My guest today is Mark Nicholls, Founder of the Tectona Partnership. Chartered Accountant meets Civil Engineer. Managed team of over 100 at Business Link. Co-founder of Tectona in 2012 providing an insightful and cost-effective alternative to a full time CFO.
Exeter University. 2 boys. Car fanatic. Amateur (very) cricketer. Recreational flyer. Skier. Golfer.
Now, here’s a secret most business owners overlook: before you sprint towards growth, marketing blitzes, or even your next shiny sales funnel, you have to get your financial house in order. Think of it like building a skyscraper, you wouldn’t decorate the top floor before you’ve poured a solid foundation.
Mapping out your financial structure isn’t just about spreadsheets or boring math (although let’s admit, spreadsheets can be fun for some of us). It’s how you gain the clarity and confidence to make bold moves. With the right financial blueprint:
Imagine knowing the impact of every decision before making it. That level of control sets you up to scale your business on your own terms, without sleepless nights or unexpected crises. Bottom line? Lock in your financial structure first and you’ll build a business that supports your big ambitions instead of holding you back.
LinkedIn: https://www.linkedin.com/company/tectona-partnership-limited/
Twitter: https://twitter.com/tectonapartners
Website: https://tectonapartnership.com/
Let’s face it, stretching payment terms with your creditors might seem like a savvy short-term fix, until it isn’t. When you consistently push the boundaries, you risk damaging the trust and goodwill you’ve built up over time. Creditors may tighten your terms, cut your credit limits, or in the case of big suppliers like Screwfix or Travis Perkins, even put you on stop completely.
Not only does this make it harder to manage cash flow, but you might also lose out on early payment discounts or favourable rates you once enjoyed. In the worst-case scenario, a poor track record with suppliers can leave you scrambling for alternatives, often at a higher cost and with more hoops to jump through. It pays (quite literally) to nurture those relationships and be upfront if you hit a snag; most creditors prefer communication and a plan over radio silence and surprises.
Let’s clear up a key point: no business can truly thrive in the dark. Having solid management information, think up-to-date sales figures, cost breakdowns, and cash flow forecasts, at your fingertips is what lets you steer the ship rather than drift aimlessly.
When business owners regularly review this information, they’re far better equipped to make strategic decisions.
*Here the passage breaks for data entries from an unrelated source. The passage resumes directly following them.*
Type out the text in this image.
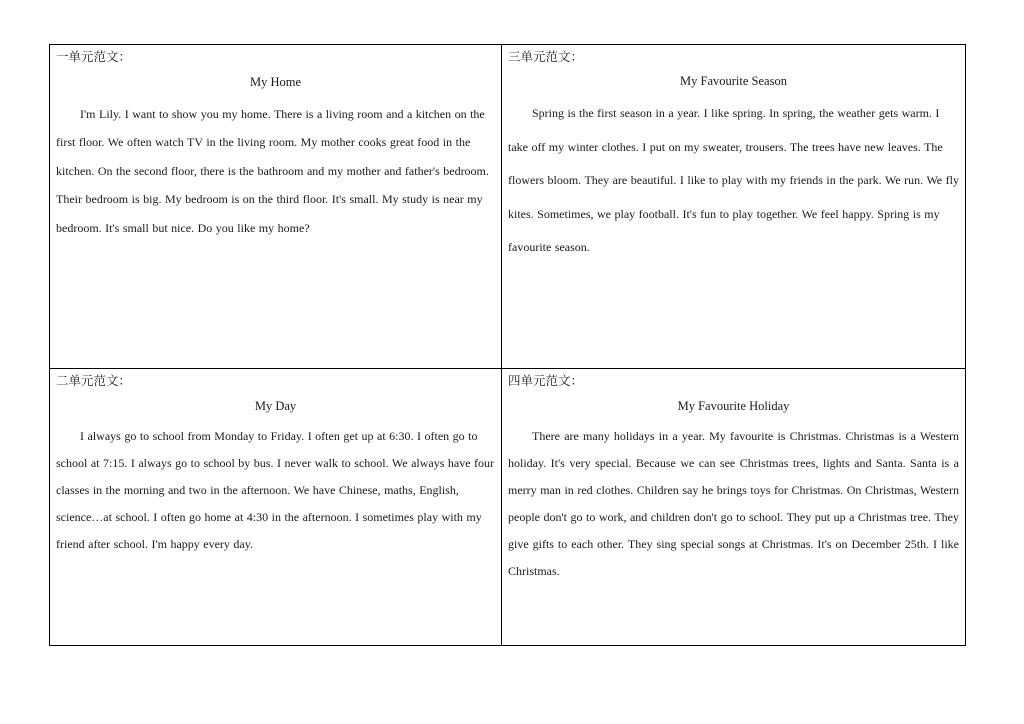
一单元范文：
My Home

I'm Lily. I want to show you my home. There is a living room and a kitchen on the first floor. We often watch TV in the living room. My mother cooks great food in the kitchen. On the second floor, there is the bathroom and my mother and father's bedroom. Their bedroom is big. My bedroom is on the third floor. It's small. My study is near my bedroom. It's small but nice. Do you like my home?

三单元范文：
My Favourite Season

Spring is the first season in a year. I like spring. In spring, the weather gets warm. I take off my winter clothes. I put on my sweater, trousers. The trees have new leaves. The flowers bloom. They are beautiful. I like to play with my friends in the park. We run. We fly kites. Sometimes, we play football. It's fun to play together. We feel happy. Spring is my favourite season.

二单元范文：
My Day

I always go to school from Monday to Friday. I often get up at 6:30. I often go to school at 7:15. I always go to school by bus. I never walk to school. We always have four classes in the morning and two in the afternoon. We have Chinese, maths, English, science…at school. I often go home at 4:30 in the afternoon. I sometimes play with my friend after school. I'm happy every day.

四单元范文：
My Favourite Holiday

There are many holidays in a year. My favourite is Christmas. Christmas is a Western holiday. It's very special. Because we can see Christmas trees, lights and Santa. Santa is a merry man in red clothes. Children say he brings toys for Christmas. On Christmas, Western people don't go to work, and children don't go to school. They put up a Christmas tree. They give gifts to each other. They sing special songs at Christmas. It's on December 25th. I like Christmas.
For example, if you spot a downward trend in monthly revenue, you can take action early rather than waiting for things to spiral. Or, if costs start creeping up, a quick analysis could reveal areas to trim the fat, before profits take a nosedive.
This isn’t just for big corporates. Whether you’re a solopreneur getting started or managing a growing team, tapping into management information is like having your own dashboard, with dials you can actually adjust. Regularly tracking these numbers (every month for big outfits, every few months for smaller teams) means fewer nasty surprises and more opportunities to take control.
In a nutshell, consistently using management information is the difference between strategic growth and flying by the seat of your pants. Let’s see how that plays out in times of crisis, like a global pandemic, where those who monitor their numbers aren’t just reacting, they’re planning their comeback.
Let’s get real, whether you’re running a lean startup or steering a ship the size of Unilever, keeping tabs on your numbers isn’t just “nice to have.” It’s essential. The frequency? Well, that depends.
Smaller businesses: Think of reviewing your financials as a regular health check. Every 3 to 6 months is the absolute minimum. This gives you enough information to spot patterns early, tackle issues before they become full-blown headaches, and make sharper decisions.
Larger businesses: If you’ve got a larger operation (or just love your spreadsheets), monthly reviews are a must. In fact, the likes of Coca-Cola and Apple have entire teams reviewing key numbers every few weeks, sometimes even weekly, so nothing slips through the cracks.
Bottom line: The more often you review your financial performance, the better equipped you’ll be to steer your business with confidence. Regular, action-focused check-ins blow annual panic sessions out of the water.